Kuberitahu satu rahasia padamu, Kawan. Buah paling manis dari berani bermimpi adalah kejadian-kejadian menakjubkan dalam perjalanan menggapainya (Maryamah Karpov, Andrea Hirata, hal 433)



Tuesday, November 23, 2010

Getting Old...

Lebih setahun lalu aku sedang membeli makanan ketika kulihat seorang nenek tua berjalan masuk. Bentuk tubuh si Nenek ini sudah ‘lari’ dari yang seharusnya; tubuhnya bongkok membentuk 450, kedua kakinya membentuk huruf O, kedua telapak tangannya membengkok keluar, mulutnya mencong ke samping kiri, pipinya kempot, dan sepertinya giginya sudah hampir tak tersisa. Dengan rambut putih yang cuma tinggal tak seberapa di kepalanya, si Nenek memiliki figur yang aneh, ditambah dengan sikapnya yang seperti tidak sadar dengan sekelilingnya. Si Nenek ditemani seorang pembantu usia sekitar 22 tahun yang berjalan di belakangnya. Untuk sesaat si Nenek berhenti di dekat pintu masuk, kemudian seperti tersangkut, beliau tidak bergerak sama sekali. Kedua tangannya yang bengkok memegang pagar besi yang berada di sisi samping tempat jualan makanan yang tidak bisa dikatakan mewah ini.

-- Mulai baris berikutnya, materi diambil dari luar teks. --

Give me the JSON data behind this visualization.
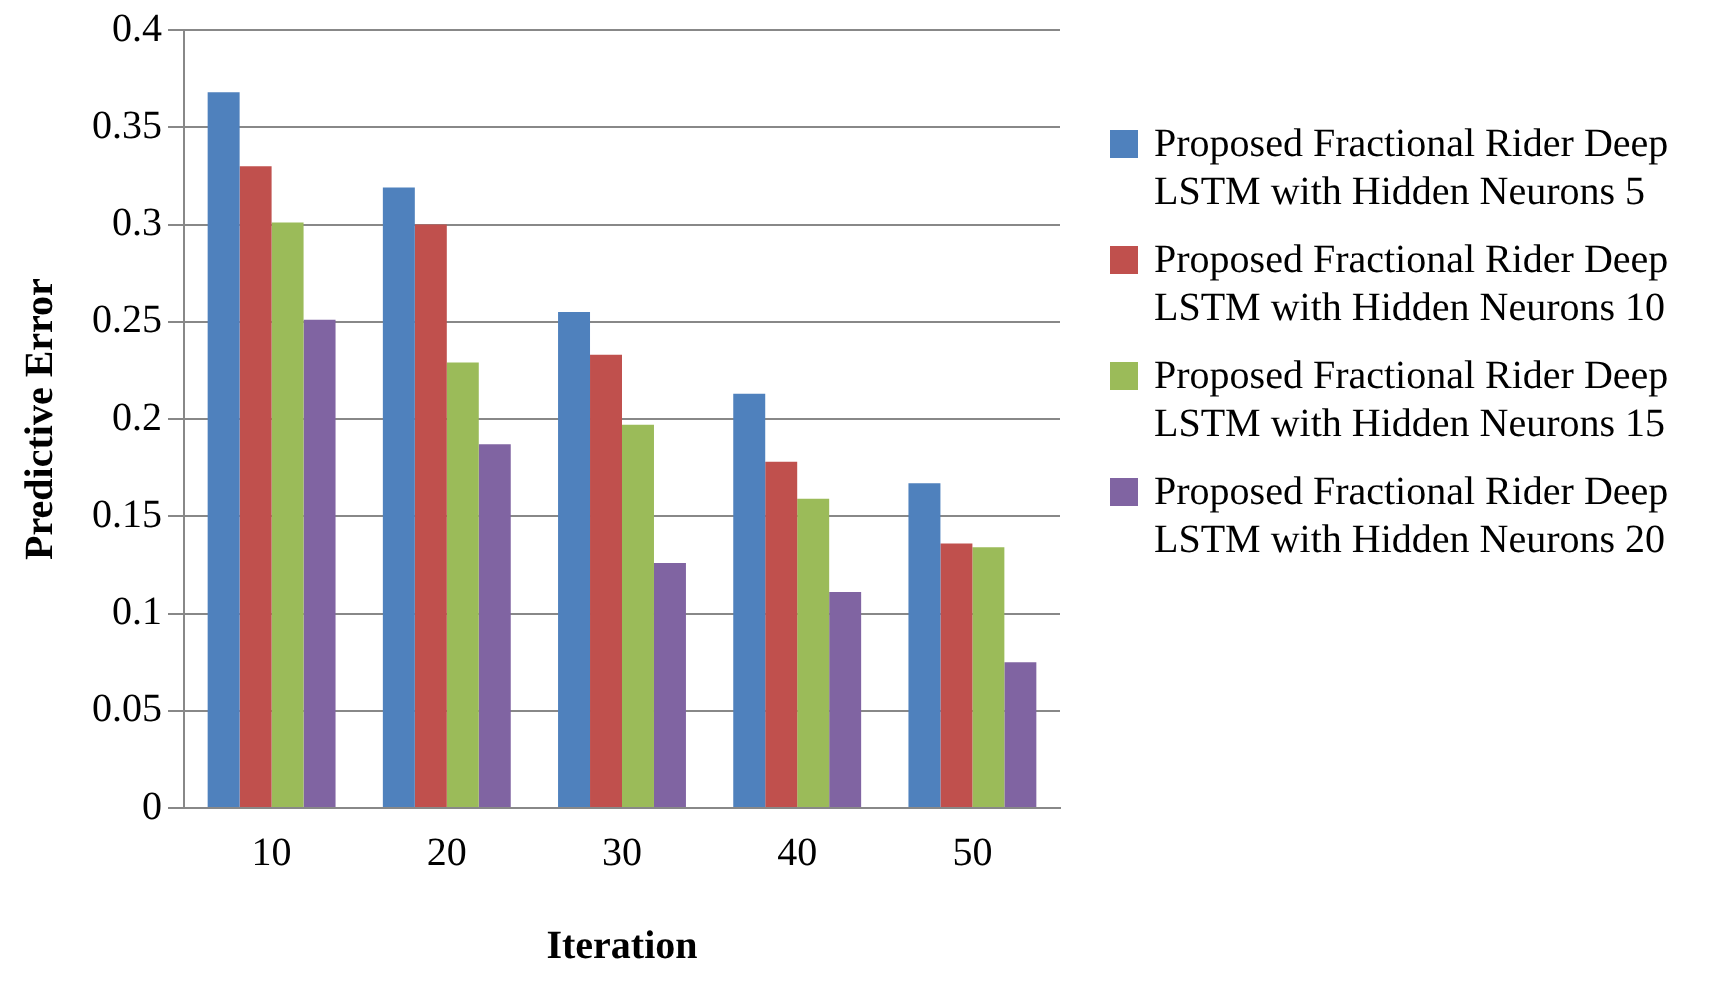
{
  "chart_data": {
    "type": "bar",
    "categories": [
      "10",
      "20",
      "30",
      "40",
      "50"
    ],
    "xlabel": "Iteration",
    "ylabel": "Predictive Error",
    "ylim": [
      0,
      0.4
    ],
    "yticks": [
      0,
      0.05,
      0.1,
      0.15,
      0.2,
      0.25,
      0.3,
      0.35,
      0.4
    ],
    "grid": "y",
    "legend": "right",
    "series": [
      {
        "name": "Proposed Fractional Rider Deep LSTM with Hidden Neurons 5",
        "color": "#4f81bd",
        "values": [
          0.368,
          0.319,
          0.255,
          0.213,
          0.167
        ]
      },
      {
        "name": "Proposed Fractional Rider Deep LSTM with Hidden Neurons 10",
        "color": "#c0504d",
        "values": [
          0.33,
          0.3,
          0.233,
          0.178,
          0.136
        ]
      },
      {
        "name": "Proposed Fractional Rider Deep LSTM with Hidden Neurons 15",
        "color": "#9bbb59",
        "values": [
          0.301,
          0.229,
          0.197,
          0.159,
          0.134
        ]
      },
      {
        "name": "Proposed Fractional Rider Deep LSTM with Hidden Neurons 20",
        "color": "#8064a2",
        "values": [
          0.251,
          0.187,
          0.126,
          0.111,
          0.075
        ]
      }
    ]
  }
}
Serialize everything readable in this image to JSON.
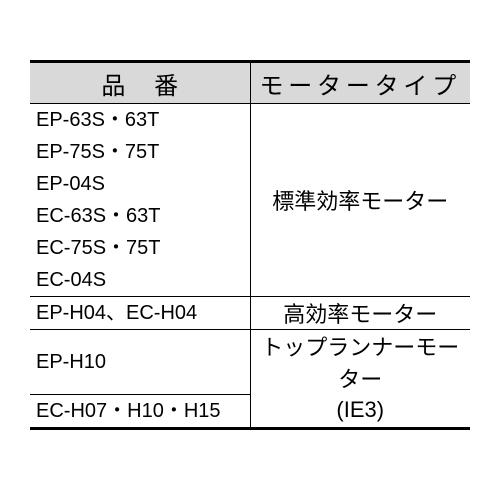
{
  "table": {
    "border_color": "#000000",
    "header_bg": "#d9d9d9",
    "text_color": "#000000",
    "columns": [
      "品番",
      "モータータイプ"
    ],
    "group1_models": [
      "EP-63S・63T",
      "EP-75S・75T",
      "EP-04S",
      "EC-63S・63T",
      "EC-75S・75T",
      "EC-04S"
    ],
    "group1_motor": "標準効率モーター",
    "row2_model": "EP-H04、EC-H04",
    "row2_motor": "高効率モーター",
    "row3_model": "EP-H10",
    "row3_motor_line1": "トップランナーモーター",
    "row4_model": "EC-H07・H10・H15",
    "row4_motor_line2": "(IE3)"
  }
}
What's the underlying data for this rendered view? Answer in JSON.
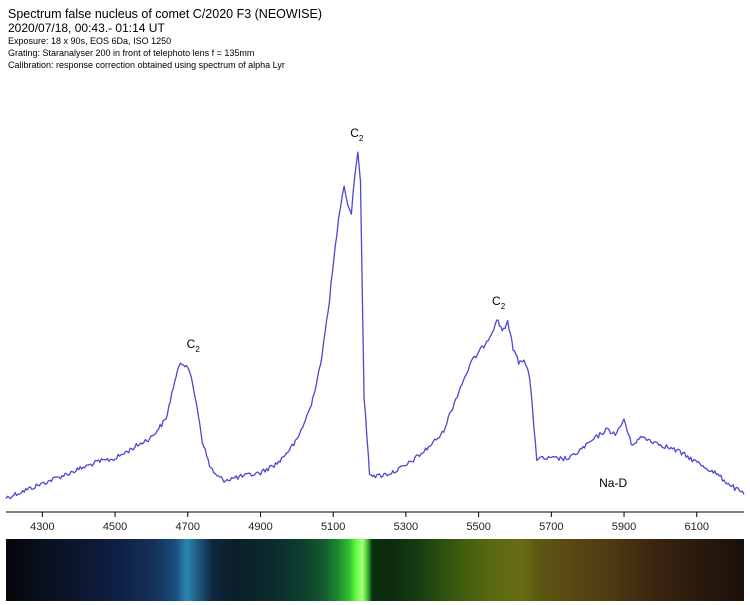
{
  "header": {
    "title": "Spectrum false nucleus of comet C/2020 F3 (NEOWISE)",
    "date": "2020/07/18,  00:43.- 01:14 UT",
    "exposure": "Exposure: 18 x 90s, EOS 6Da, ISO 1250",
    "grating": "Grating: Staranalyser 200 in front of telephoto lens f = 135mm",
    "calibration": "Calibration: response correction obtained using spectrum of alpha Lyr"
  },
  "colors": {
    "line": "#4a4acf",
    "axis": "#000000"
  },
  "chart_data": {
    "type": "line",
    "title": "Spectrum false nucleus of comet C/2020 F3 (NEOWISE)",
    "xlabel": "",
    "ylabel": "",
    "xlim": [
      4200,
      6230
    ],
    "ylim": [
      0,
      1.05
    ],
    "x_ticks": [
      4300,
      4500,
      4700,
      4900,
      5100,
      5300,
      5500,
      5700,
      5900,
      6100
    ],
    "grid": false,
    "legend": "none",
    "series": [
      {
        "x": [
          4200,
          4250,
          4300,
          4350,
          4400,
          4450,
          4500,
          4550,
          4600,
          4640,
          4660,
          4680,
          4700,
          4710,
          4725,
          4740,
          4760,
          4780,
          4800,
          4850,
          4900,
          4950,
          5000,
          5040,
          5070,
          5090,
          5110,
          5120,
          5130,
          5140,
          5150,
          5160,
          5168,
          5175,
          5185,
          5200,
          5220,
          5260,
          5300,
          5350,
          5400,
          5450,
          5480,
          5510,
          5535,
          5550,
          5565,
          5580,
          5595,
          5610,
          5625,
          5640,
          5660,
          5700,
          5750,
          5800,
          5850,
          5880,
          5900,
          5920,
          5950,
          6000,
          6050,
          6100,
          6150,
          6200,
          6230
        ],
        "y": [
          0.02,
          0.04,
          0.06,
          0.08,
          0.1,
          0.12,
          0.13,
          0.16,
          0.19,
          0.24,
          0.33,
          0.4,
          0.39,
          0.35,
          0.28,
          0.18,
          0.11,
          0.08,
          0.07,
          0.08,
          0.09,
          0.12,
          0.18,
          0.28,
          0.42,
          0.58,
          0.76,
          0.84,
          0.9,
          0.84,
          0.82,
          0.93,
          0.99,
          0.9,
          0.3,
          0.09,
          0.08,
          0.09,
          0.11,
          0.15,
          0.2,
          0.33,
          0.4,
          0.44,
          0.48,
          0.52,
          0.49,
          0.51,
          0.44,
          0.4,
          0.41,
          0.36,
          0.13,
          0.13,
          0.13,
          0.17,
          0.21,
          0.2,
          0.24,
          0.17,
          0.19,
          0.17,
          0.15,
          0.12,
          0.09,
          0.05,
          0.03
        ]
      }
    ],
    "annotations": [
      {
        "text": "C",
        "sub": "2",
        "x": 4715,
        "y": 0.44
      },
      {
        "text": "C",
        "sub": "2",
        "x": 5165,
        "y": 1.03
      },
      {
        "text": "C",
        "sub": "2",
        "x": 5555,
        "y": 0.56
      },
      {
        "text": "Na-D",
        "x": 5870,
        "y": 0.05
      }
    ]
  }
}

Si Pembantu merepet dari belakang, mendesak si Nenek untuk maju namun si Nenek tetap diam. Pengunjung yang lain berkata pada si Pembantu, “Pegang dia dan bantu masuk dong!” Dengan enggan, si Pembantu melakukannya. Kelihatannya, entah kenapa, si Nenek memang stuck tadinya. Setengah ditarik (kalau tidak mau dikatakan diseret), si Nenek akhirnya didudukkan di salah satu kursi yang available. Dalam posisi duduk, sikap si Nenek tetap terlihat aneh. Beliau melihat ke sana ke mari dengan mulut terngaga namun bukan dengan mata heran, sepertinya memang style-nya kalau sedang melihat-lihat. Tangannya tidak bisa diam, seperti gerakan memimpin lagu, dengan mulut yang terkadang komat-kamit tanpa suara. Sebentar kemudian sepiring nasi ayam dan air putih dihidangkan di hadapannya. With an akward movement, dia mengambil sendok dan garpu, berusaha memindahkan potongan ayam di tengah nasi ke samping serta mengesampingkan cabe & bawang merah. Gerakan tangannya sedemikian susah sehingga potongan ayam berjatuhan di meja. Dengan tekun, beliau tetap ‘menata’ sebagaimana yang beliau inginkan. Hampir 5 menit beliau baru selesai ‘menata’, kemudian mulai makan.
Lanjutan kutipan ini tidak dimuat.